Na parte de eficiência energética, o primeiro ciclo do programa prevê uma redução média de 11% no consumo de combustível e emissão de poluentes. Por exemplo, num veículo com 1.121 kg, a meta é baixar a média atual de 1,82 MJ/km, estabelecida pelo InovarAuto, para 1,62 MJ/km.
Mas, se depender dos fabricantes, pelo menos uma parte desse cronograma todo terá de ser adiada. Foi o que afirmou Luiz Carlos Moraes, presidente da Anfavea (Associação Nacional das Fabricantes de Veículos Automotores) em videoconferência com jornalistas.
“Vamos consultar o governo para estudar a possibilidade de revisão do Rota”, afirmou. “Em uma situação como esta, em que tomaremos um prejuízo bilionário e precisamos de liquidez, alguns investimentos têm de ser revistos”, seguiu.
Moraes não especificou quais itens do Rota o setor pedirá que sejam revistos ou adiados, mas descartou a chance de os fabricantes pedirem para reverter a obrigatoriedade de qualquer item já tornado obrigatório. “Não tem por que mudar o que já foi estabelecido. O investimento desses itens já foi feito”, disse.
Além disso, projetos de médio prazo, cujo ciclo para desenvolvimento e início de produção ainda não foram totalmente financiados, caso do mini-SUV substituto do VW Gol, estão ameaçados.
“Obviamente, toda a indústria vai gastar muito dinheiro. Em três ou quatro meses, gastaremos um valor similar a um plano de investimento de três a quatro anos.

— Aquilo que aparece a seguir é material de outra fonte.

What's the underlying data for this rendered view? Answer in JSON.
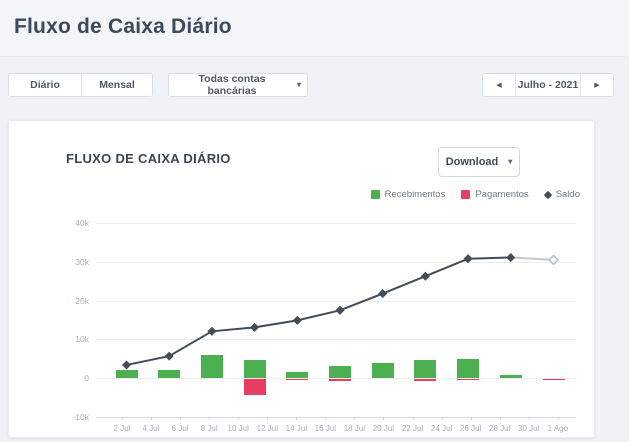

Este é o efeito que a crise vai ter”, enfatizou Pablo di Si, presidente regional da VW, em recente entrevista ao site Automotive Business.
“Precisamos de senso de urgência e sobrevivência. Em julho, agosto, setembro vamos reavaliar o mercado, a nossa posição de caixa e liquidez, e pensaremos [se os projetos futuros seguem em frente ou não]”, completou.
Por enquanto, fabricantes darão continuidade apenas a novos produtos cujos investimentos já foram provisionados, caso de VW Nivus e Tarek, dos novos SUVs de Fiat e Jeep, do Toyota Corolla Cross, dos novos Peugeot 208 e 2008, e da família smart car da Citroën.
Ou seja: se você esperava andar num carro eletrificado, obrigatoriamente semiautônomo e munido de diversos outros componentes de segurança em 2030, saiba que o coronavírus pode ter arruinado todos os planos.